A taxpayer who died before the receipt of the EIP must return the payment. In the case of joint filers in which only one spouse died before receipt of the payment, then only the portion related to the decedent needs to be returned. A person who is a nonresident alien in 2020 is not eligible for the EIP and must return the payment. A payment made to someone who is incarcerated, should also be returned to the IRS. If they file jointly, only the payment related to the incarcerated spouse needs to be returned.
Instructions for how to return the payment depend upon how the payment was received.
If the taxpayer received a paper check from the IRS and did not cash it, they can return the check as follows:
- Write “void” in the endorsement section on the back of the check.
- Do not staple, bend or paper clip the check.
- Include a brief note stating the reason for returning the check.
- Mail to the appropriate IRS location listed HERE.
If the taxpayer received a paper check and already deposited it, or if the payment was direct deposited, then the taxpayer can return the payment as follows:
- Submit a personal check or money order to the appropriate IRS location listed on their Economic Impact Payment Information Center page.
- Make the check/money order payable to the “U.S. Treasury.”

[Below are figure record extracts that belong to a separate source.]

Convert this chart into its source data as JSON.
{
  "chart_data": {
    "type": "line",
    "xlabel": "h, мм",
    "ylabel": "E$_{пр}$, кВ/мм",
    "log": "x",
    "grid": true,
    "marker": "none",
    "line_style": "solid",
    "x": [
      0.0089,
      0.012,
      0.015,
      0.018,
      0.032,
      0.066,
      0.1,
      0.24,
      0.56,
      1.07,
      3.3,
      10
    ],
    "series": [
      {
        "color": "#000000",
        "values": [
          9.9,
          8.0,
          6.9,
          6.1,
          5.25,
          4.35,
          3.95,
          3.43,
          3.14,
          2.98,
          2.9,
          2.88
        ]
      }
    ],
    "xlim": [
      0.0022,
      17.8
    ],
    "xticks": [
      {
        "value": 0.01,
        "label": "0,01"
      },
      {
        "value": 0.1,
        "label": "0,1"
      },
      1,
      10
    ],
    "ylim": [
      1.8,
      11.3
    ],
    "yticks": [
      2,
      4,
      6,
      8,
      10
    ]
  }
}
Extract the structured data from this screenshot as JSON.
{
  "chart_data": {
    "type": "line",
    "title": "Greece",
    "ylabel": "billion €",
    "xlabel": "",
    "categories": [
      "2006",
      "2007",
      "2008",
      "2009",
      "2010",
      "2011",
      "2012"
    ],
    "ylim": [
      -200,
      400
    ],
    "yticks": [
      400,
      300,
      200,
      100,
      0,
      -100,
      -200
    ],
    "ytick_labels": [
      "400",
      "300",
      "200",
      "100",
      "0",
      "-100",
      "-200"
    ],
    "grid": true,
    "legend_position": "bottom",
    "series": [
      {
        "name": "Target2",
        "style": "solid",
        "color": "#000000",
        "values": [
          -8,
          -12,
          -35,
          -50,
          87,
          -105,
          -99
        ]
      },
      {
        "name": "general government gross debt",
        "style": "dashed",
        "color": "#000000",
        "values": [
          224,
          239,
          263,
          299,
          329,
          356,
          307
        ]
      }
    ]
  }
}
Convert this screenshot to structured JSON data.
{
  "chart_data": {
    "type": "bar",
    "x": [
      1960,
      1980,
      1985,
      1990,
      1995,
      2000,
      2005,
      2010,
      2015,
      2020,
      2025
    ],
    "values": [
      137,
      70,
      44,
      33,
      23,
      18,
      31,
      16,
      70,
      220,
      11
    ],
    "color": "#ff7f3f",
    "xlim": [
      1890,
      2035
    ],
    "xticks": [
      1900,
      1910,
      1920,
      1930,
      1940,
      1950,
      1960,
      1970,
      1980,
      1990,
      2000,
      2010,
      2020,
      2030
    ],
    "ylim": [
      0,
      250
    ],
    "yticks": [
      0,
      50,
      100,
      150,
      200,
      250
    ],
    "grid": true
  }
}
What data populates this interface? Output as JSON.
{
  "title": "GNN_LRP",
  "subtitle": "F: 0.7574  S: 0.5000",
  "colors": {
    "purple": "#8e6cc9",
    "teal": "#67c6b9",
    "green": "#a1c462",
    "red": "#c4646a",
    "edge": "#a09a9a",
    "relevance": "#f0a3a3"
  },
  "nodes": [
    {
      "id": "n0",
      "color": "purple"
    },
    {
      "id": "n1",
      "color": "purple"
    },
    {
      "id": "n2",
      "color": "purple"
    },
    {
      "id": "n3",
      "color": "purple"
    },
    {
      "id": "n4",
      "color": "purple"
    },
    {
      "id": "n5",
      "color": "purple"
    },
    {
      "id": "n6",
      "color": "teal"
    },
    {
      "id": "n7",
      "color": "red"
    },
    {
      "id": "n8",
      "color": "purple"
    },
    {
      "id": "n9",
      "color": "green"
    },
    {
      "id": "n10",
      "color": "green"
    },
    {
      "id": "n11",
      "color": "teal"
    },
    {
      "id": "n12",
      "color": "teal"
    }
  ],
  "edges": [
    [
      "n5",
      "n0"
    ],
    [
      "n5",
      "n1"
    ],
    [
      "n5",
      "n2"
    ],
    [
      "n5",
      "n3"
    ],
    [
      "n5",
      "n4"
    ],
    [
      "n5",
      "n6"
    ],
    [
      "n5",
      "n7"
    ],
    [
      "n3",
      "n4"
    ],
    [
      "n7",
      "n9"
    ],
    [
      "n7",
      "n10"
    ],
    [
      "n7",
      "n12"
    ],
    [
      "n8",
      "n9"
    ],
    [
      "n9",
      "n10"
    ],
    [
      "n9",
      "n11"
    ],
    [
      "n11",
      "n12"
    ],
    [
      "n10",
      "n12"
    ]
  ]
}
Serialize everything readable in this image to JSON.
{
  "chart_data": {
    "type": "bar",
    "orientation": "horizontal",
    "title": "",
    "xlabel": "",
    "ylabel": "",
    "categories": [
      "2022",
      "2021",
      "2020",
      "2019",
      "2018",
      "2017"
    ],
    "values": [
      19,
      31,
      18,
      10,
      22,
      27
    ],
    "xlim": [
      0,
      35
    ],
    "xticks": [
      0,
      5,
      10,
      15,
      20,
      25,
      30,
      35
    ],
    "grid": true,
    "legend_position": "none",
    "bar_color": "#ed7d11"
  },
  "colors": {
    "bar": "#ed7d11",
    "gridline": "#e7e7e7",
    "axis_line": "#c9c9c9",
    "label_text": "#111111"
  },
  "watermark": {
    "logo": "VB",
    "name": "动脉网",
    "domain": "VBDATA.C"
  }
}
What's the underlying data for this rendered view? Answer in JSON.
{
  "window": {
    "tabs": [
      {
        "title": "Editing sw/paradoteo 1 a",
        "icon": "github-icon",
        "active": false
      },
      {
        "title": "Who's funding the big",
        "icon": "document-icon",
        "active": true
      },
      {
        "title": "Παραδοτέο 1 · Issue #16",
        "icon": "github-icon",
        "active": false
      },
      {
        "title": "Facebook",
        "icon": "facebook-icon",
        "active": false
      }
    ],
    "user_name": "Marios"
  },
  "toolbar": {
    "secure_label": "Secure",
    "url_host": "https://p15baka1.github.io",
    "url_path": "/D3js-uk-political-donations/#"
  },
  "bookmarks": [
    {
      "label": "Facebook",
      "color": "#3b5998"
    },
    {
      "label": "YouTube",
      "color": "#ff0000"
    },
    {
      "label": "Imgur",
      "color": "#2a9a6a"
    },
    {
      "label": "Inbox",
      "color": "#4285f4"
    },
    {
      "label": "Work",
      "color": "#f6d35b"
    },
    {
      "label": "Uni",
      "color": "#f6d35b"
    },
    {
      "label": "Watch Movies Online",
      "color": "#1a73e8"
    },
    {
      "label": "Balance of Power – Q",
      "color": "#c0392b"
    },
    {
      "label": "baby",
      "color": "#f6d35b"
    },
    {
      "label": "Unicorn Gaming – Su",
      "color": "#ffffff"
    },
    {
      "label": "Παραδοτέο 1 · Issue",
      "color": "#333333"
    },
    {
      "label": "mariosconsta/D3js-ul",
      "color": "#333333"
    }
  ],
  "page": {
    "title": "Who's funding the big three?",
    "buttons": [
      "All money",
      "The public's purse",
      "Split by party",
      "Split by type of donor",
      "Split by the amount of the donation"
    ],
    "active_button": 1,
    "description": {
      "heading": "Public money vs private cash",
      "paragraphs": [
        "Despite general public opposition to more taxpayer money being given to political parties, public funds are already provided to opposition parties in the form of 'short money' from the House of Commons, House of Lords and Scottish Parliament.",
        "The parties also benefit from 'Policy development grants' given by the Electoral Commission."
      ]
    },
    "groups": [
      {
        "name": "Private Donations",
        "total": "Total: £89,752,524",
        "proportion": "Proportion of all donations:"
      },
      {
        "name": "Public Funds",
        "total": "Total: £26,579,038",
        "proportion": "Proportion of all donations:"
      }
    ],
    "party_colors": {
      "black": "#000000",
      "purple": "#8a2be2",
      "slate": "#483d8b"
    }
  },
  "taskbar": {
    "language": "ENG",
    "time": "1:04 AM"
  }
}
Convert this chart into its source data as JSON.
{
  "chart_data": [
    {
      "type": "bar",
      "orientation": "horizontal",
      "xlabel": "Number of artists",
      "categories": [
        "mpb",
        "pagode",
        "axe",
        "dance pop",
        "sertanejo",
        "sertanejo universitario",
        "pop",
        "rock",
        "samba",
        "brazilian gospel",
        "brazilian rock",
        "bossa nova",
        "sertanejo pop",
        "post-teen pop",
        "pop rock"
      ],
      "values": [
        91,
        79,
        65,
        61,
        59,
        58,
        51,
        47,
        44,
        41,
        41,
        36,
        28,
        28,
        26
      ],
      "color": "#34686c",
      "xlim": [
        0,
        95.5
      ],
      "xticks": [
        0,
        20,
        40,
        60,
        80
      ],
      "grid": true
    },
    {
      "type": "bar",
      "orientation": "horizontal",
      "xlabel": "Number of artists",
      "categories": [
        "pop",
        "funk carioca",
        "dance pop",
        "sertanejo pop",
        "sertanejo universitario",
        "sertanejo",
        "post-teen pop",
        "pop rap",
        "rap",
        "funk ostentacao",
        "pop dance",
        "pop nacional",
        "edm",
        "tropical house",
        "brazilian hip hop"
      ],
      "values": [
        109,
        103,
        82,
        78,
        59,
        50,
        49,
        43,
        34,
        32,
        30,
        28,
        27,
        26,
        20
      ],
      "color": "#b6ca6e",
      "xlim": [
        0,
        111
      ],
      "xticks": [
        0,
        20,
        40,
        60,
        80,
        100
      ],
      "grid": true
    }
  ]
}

- Write “2020EIP” and taxpayer identification number (social security number or individual taxpayer identification number) of the recipient on the check.
For more detailed instructions and specific addresses on where to return funds received mistakenly, go to the IRS website’s Economic Impact Payment Information Center page, found HERE and scroll down to the “More About the Economic Impact Payment” section.